Which Social Media Platform is Right for Your Business?

How do you choose the best social media platforms for your business—the ones that will help develop the type of relationships that naturally develop into sales leads? It’s an important question that all companies should be asking themselves when they are contemplating their online marketing plans. Since maintaining a smart social media presence takes a lot of time and energy, you want to make sure you are investing wisely.

The most trafficked social media platforms for business are LinkedIn, Twitter and Facebook—aka “the Big Three.” The two main things to
Thinking_Brain_Question_Mark_05.jpgconsider when working with these or other platforms are the type of content you will be sharing, and the people with whom you are trying to connect.

Because everything in social media starts with content, you have to have something worthwhile to share. Twitter and Facebook function mainly as open bulletin boards, where you can float your thoughts and feelings, and post links to your more thought-out perspectives and concepts, establishing Thought Leadership for your executives and overall reputation for the company. Even LinkedIn, which most people consider to be primarily a networking tool, has come to rely on the power of thoughtful content as the foundation for starting mutually beneficial conversations.

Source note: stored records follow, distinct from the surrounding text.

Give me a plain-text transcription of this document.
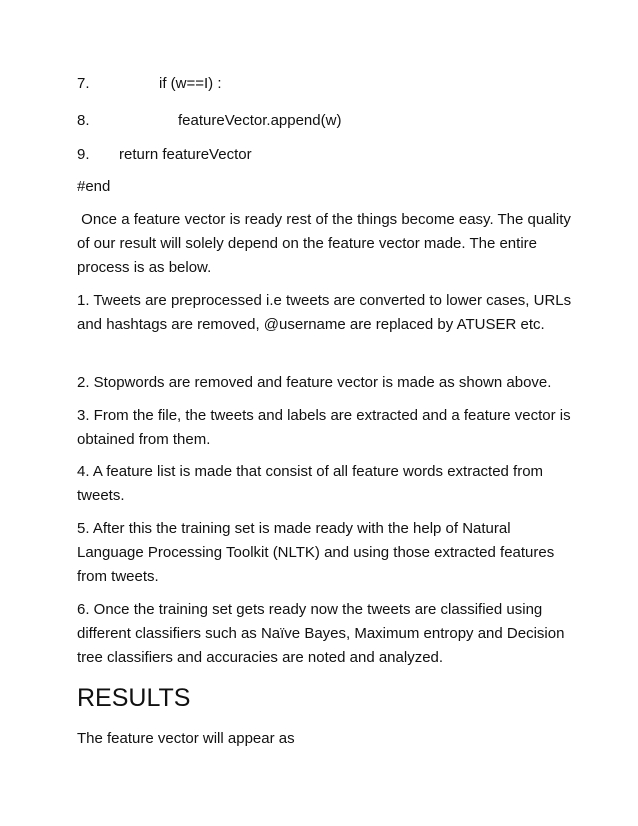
7.	if (w==I) :
8.	featureVector.append(w)
9. return featureVector

#end

Once a feature vector is ready rest of the things become easy. The quality of our result will solely depend on the feature vector made. The entire process is as below.

1. Tweets are preprocessed i.e tweets are converted to lower cases, URLs and hashtags are removed, @username are replaced by ATUSER etc.

2. Stopwords are removed and feature vector is made as shown above.

3. From the file, the tweets and labels are extracted and a feature vector is obtained from them.

4. A feature list is made that consist of all feature words extracted from tweets.

5. After this the training set is made ready with the help of Natural Language Processing Toolkit (NLTK) and using those extracted features from tweets.

6. Once the training set gets ready now the tweets are classified using different classifiers such as Naïve Bayes, Maximum entropy and Decision tree classifiers and accuracies are noted and analyzed.

RESULTS

The feature vector will appear as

If you want to build a robust online community, put some serious thought into the type of content that most represents your brand in a way that will connect you to the people you are trying to reach. Blog posts, white papers and feature articles are all fantastic vehicles for sharing important information, and will go a long way to helping you establish industry leadership for the company, as well as Thought Leadership for the authors. They also offer the raw material for socializing on all of these well-trafficked platforms.

Depending on the nature of your business, you may or may not want to include Facebook as part of your primary strategy. As a small business B2C marketing tool, it is pretty much required, especially if your outreach is primarily local. But if your priority is B2B outreach, then Facebook may not necessarily deserve a top spot on your to-do list. It’s always a good idea to have at least a minimal presence there of at least one or two posts a week, but it won’t necessarily be your main vehicle for developing business relationships.

If your content is largely visual in nature, such as infographics, photos or video, then it would be worthwhile to supplement your presence on The Big Three with content on either Instagram, Pinterest or YouTube. Instagram, which is owned by Facebook, has skyrocketed in popularity over the past few years, especially with people in the entertainment, fashion and art worlds. Primarily a mobile platform, Instagram allows you to post pictures as well as video clips up to one-minute long. Most useful as a tool for B2C outreach, Instagram is being used by brands such as Motorola, Sony Mobile and LG Mobile to find success with targeted marketing campaigns.

Pinterest is a fantastic place to share infographics, design-related images and pictures. Again, it is most useful as a B2C branding tool, but companies such as Sony Electronics and Samsung Mobile have really made use of the platform’s visual capabilities. YouTube is the best place to feature webinars, instructional videos, interviews, testimonials and other important video footage you wish to share. According to statistics compiled earlier this year by Hubspot, 51.9 percent of marketing professionals worldwide name video as the type of content with the best ROI. Overall, colored visuals increase a person’s willingness to read a piece of content by 80 percent. It’s something to keep in mind whether your primary material is written or visual: always include strong images.

Another thing to remember: Although Google+ is not really a primary place of engagement, it is still a very strong contributor to SEO. It’s worth your while to use this platform to double post content you are sharing on LinkedIn, Twitter or any of the other channels, if only to keep your company’s name high in the Google ranking algorithm.

In the end, regardless of any statistics, the final measure of which social media platforms you should be using is the results you are getting. Identify where you are getting the most traction, and concentrate your efforts on deepening the connections you are making there. If you don’t get the results you want, think about varying the type of content you are posting, the time of day you are posting, and the tone and style of the language you are using. And of course, sharing, liking and commenting on other people’s posts is at least as important as promoting your own news. You have to talk about something other than yourself if you want to keep the social in social media.